Le pagine dell'Homo Appenninicus sono un sottosito di Anfablopir.com.
Queste pagine sono dedicate alla montagna, e descrivono itinerari nell'area che va dalle Alpi Apuane fino al Monviso (o poco più a nord).
Si tratta di itinerari escursionistici sulle Alpi Apuane, sull'Appennino Ligure, e sulle Alpi Liguri, Marittime e Cozie.

Lo scopo di queste pagine è duplice:
1) ricordare, specie nelle piovose (o nevose) sere invernali, le belle giornate estive trascorse in montagna; e
2) rimettere in circolo materiale ed esperienze a disposizione di chi progetta di fare le cose che io ho già fatto. Per organizzare le mie escursioni ho usato talvolta informazioni prese in rete, mi sembra giusto contraccambiare come posso.

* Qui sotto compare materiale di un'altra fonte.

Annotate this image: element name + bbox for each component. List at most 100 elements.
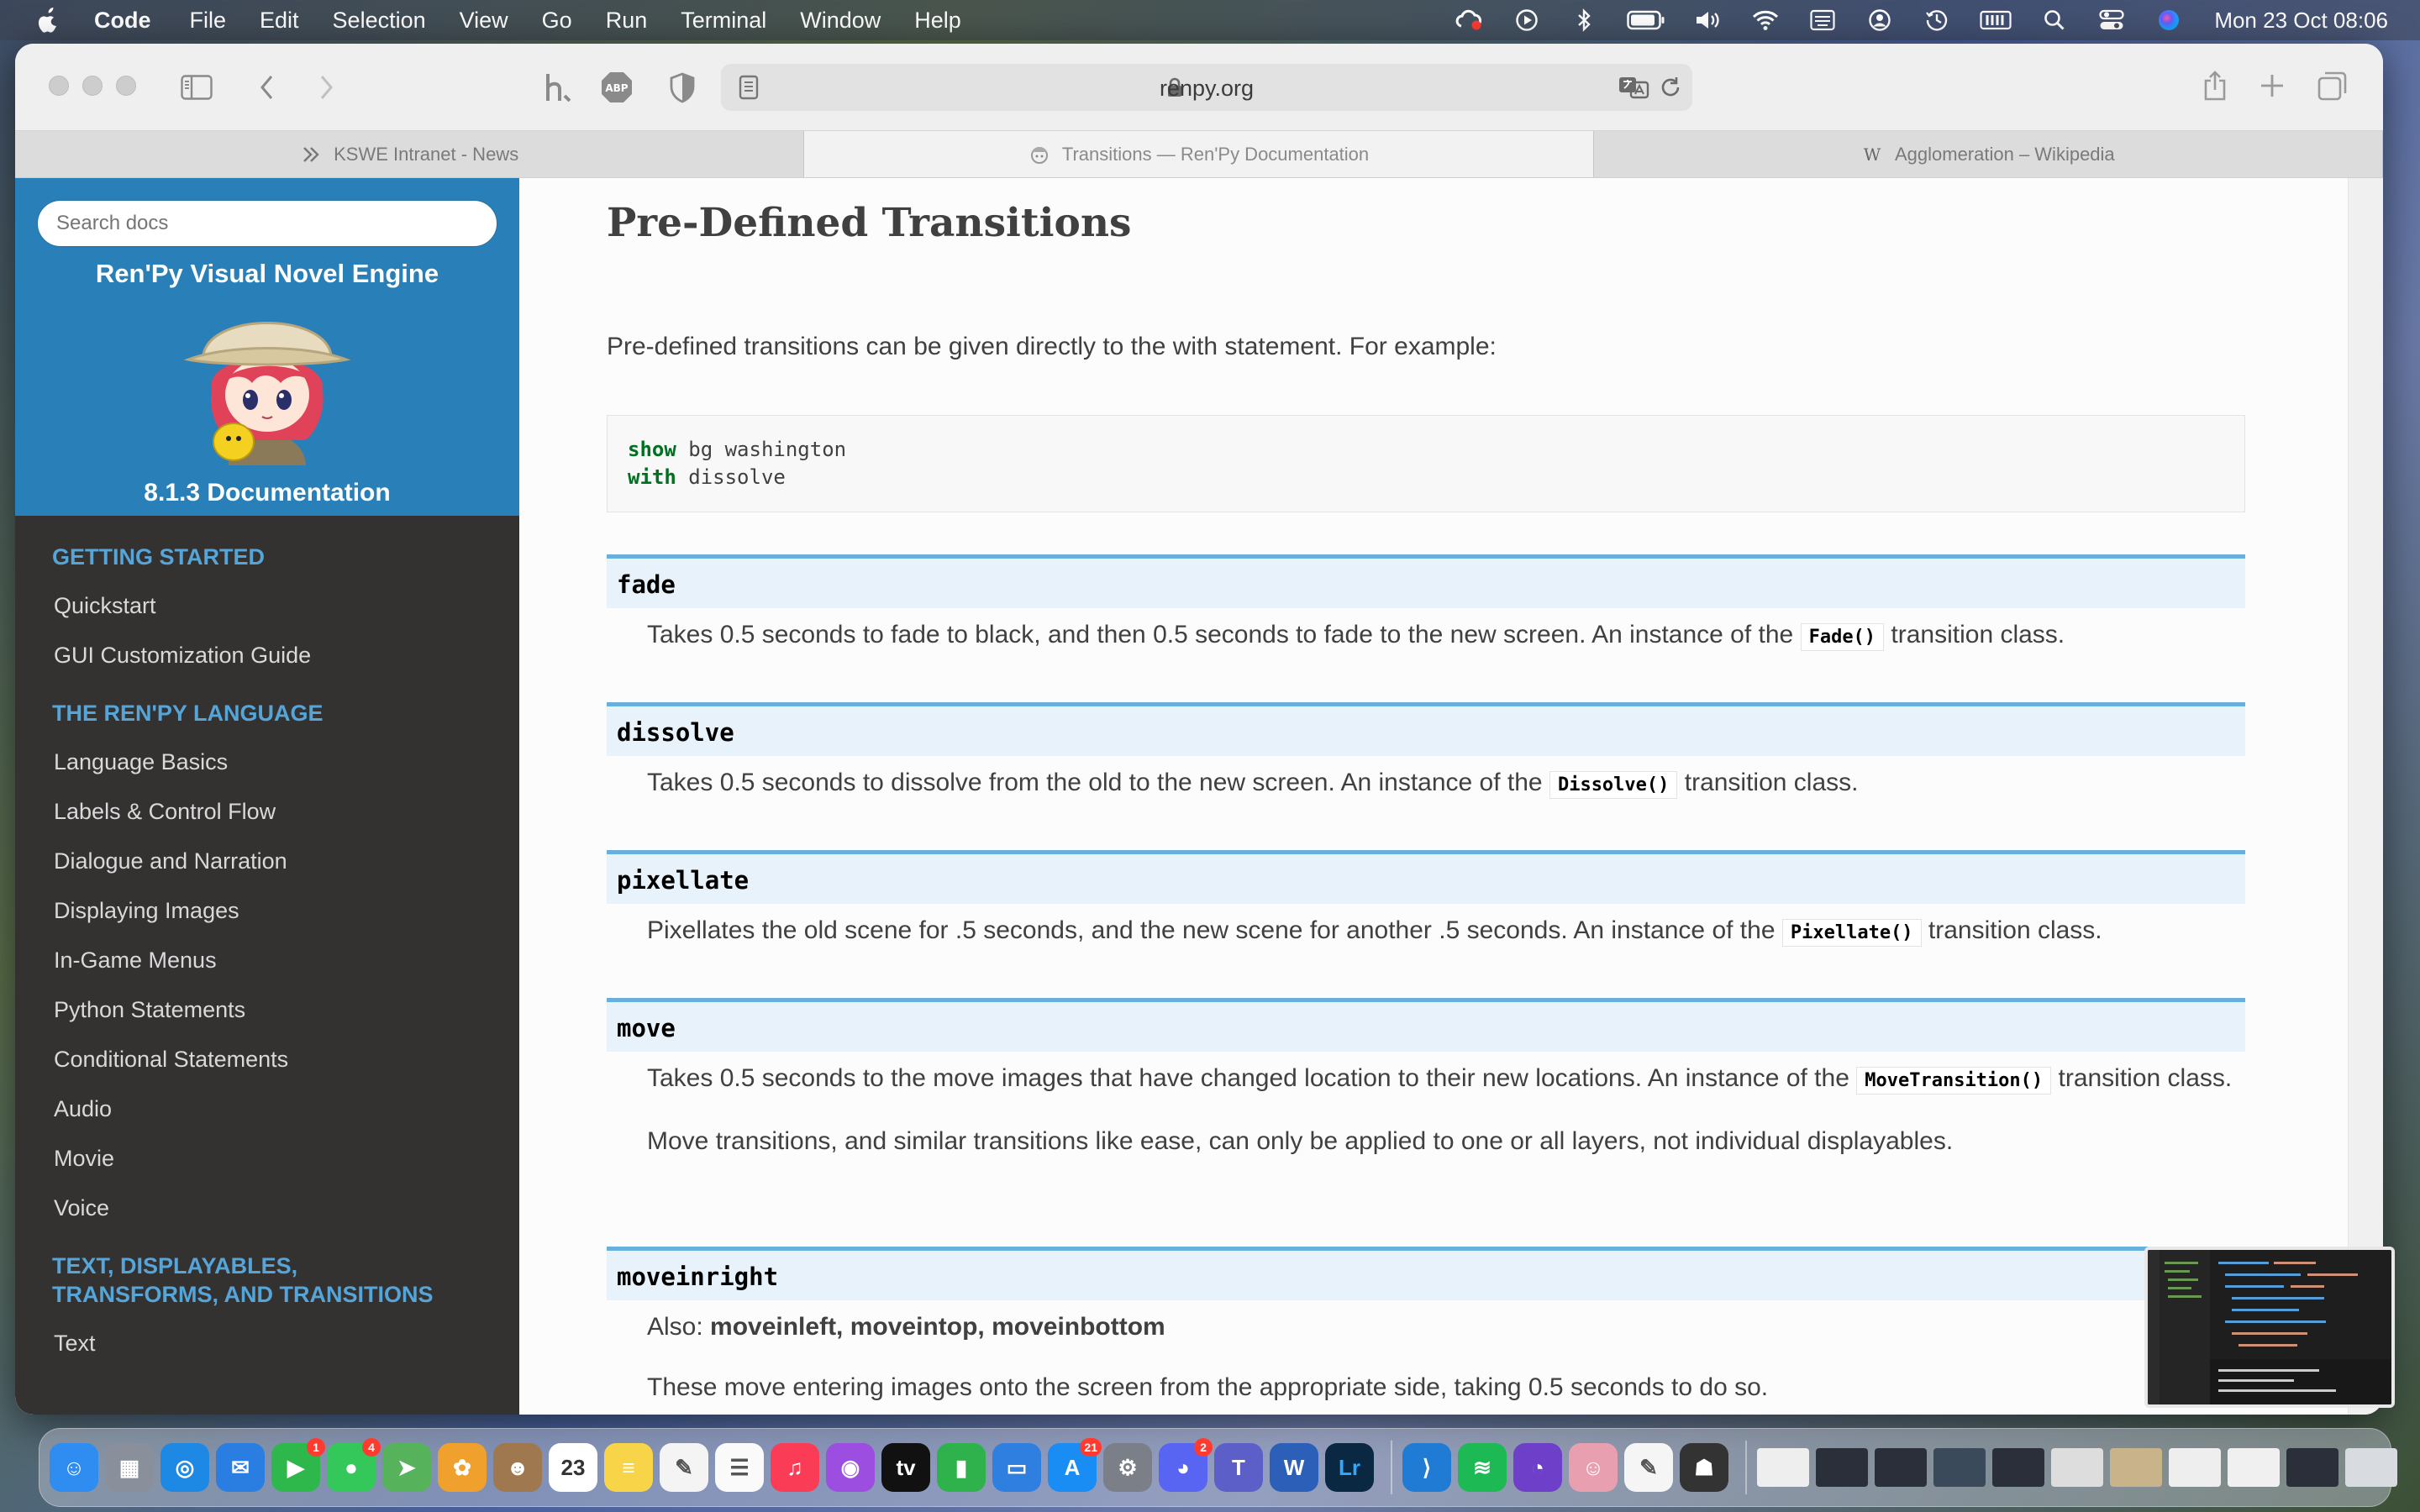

Tutte le gite descritte sono state da me realmente effettuate.
Ho cercato di essere accurato, ma la descrizione degli itinerari, i tempi di percorso e la valutazione delle difficoltà non sono da prendere per oro colato: a parte possibili errori, sono comunque riferite alle condizioni del terreno e atmosferiche di quel particolare momento, e in ogni caso soggettive. Senza contare che le prime gite descritte su questo sito risalgono ormai al 2004, e nel corso degli anni (anche pochi anni!) i sentieri possono cambiare.
Inutile dirlo, quindi, ma l'uso da parte vostra di quello che ho scritto è, mi spiace, a vostro rischio e pericolo!
Le descrizioni degli itinerari che trovate in questo sito non fanno venir meno la necessità di effettuare le escursioni muniti di cartine e di pubblicazioni ufficiali.
Per ogni itinerario descritto trovate i libri e le cartine che io ho usato, mentre per la lista generale di tutte le cartine e guide in mio possesso vi rimando alla pagina dei libri e delle cartine.

Scala delle difficoltà

Per il grado di difficoltà ho usato la classificazione in uso (per l'escursionismo: T, E, EE - per l'alpinismo: F, PD, etc).
Sinteticamente:
T = turistico; percorso su sterrati, mulattiere, comodi sentieri
E = escursionistico; itinerario su sentieri, tracce di passaggio, nevai residui, passaggi su tratti rocciosi brevi facili e non esposti. Consigliata carta topografica e mezzi tecnici di orientamento
EE = escursionisti esperti; itinerario su sentieri scoscesi, terreno impervio, nevai, passaggi su roccia tecnicamente non impegnativi. Necessaria carta topografica e mezzi tecnici di orientamento.
EEA= escursionisti esperti con attrezzatura alpinistica per il superamento di passaggi attrezzati, di vie ferrate. Nessuna ferrata è descritta sul sito.
F=facile; siamo al primo livello di classificazione dell'alpinisimo; questa è una valutazione che considera la salita nel suo complesso e non in base al singolo passaggio tecnico o al più difficile.
Tutte le escursioni di questo sito arrivano al massimo a F (fa eccezione il Monviso). Talvolta nelle mie valutazioni ho inserito dei gradi intermedi (es. "E / EE" oppure "EE / F") per dire che l'itinerario è tra l'escursionismo e l'escursionismo avanzato, oppure tra questo e l'alpinismo facile.
Molto spesso le le mie valutazioni coincidono con quelle ufficiali, che sono sempre riportate; da bravo homo appenninicus nelle descrizioni ho cercato di dettagliare al massimo le informazioni al riguardo. Dove mi è sembrato significativo ho cercato di riportare tutte le valutazioni disponibili.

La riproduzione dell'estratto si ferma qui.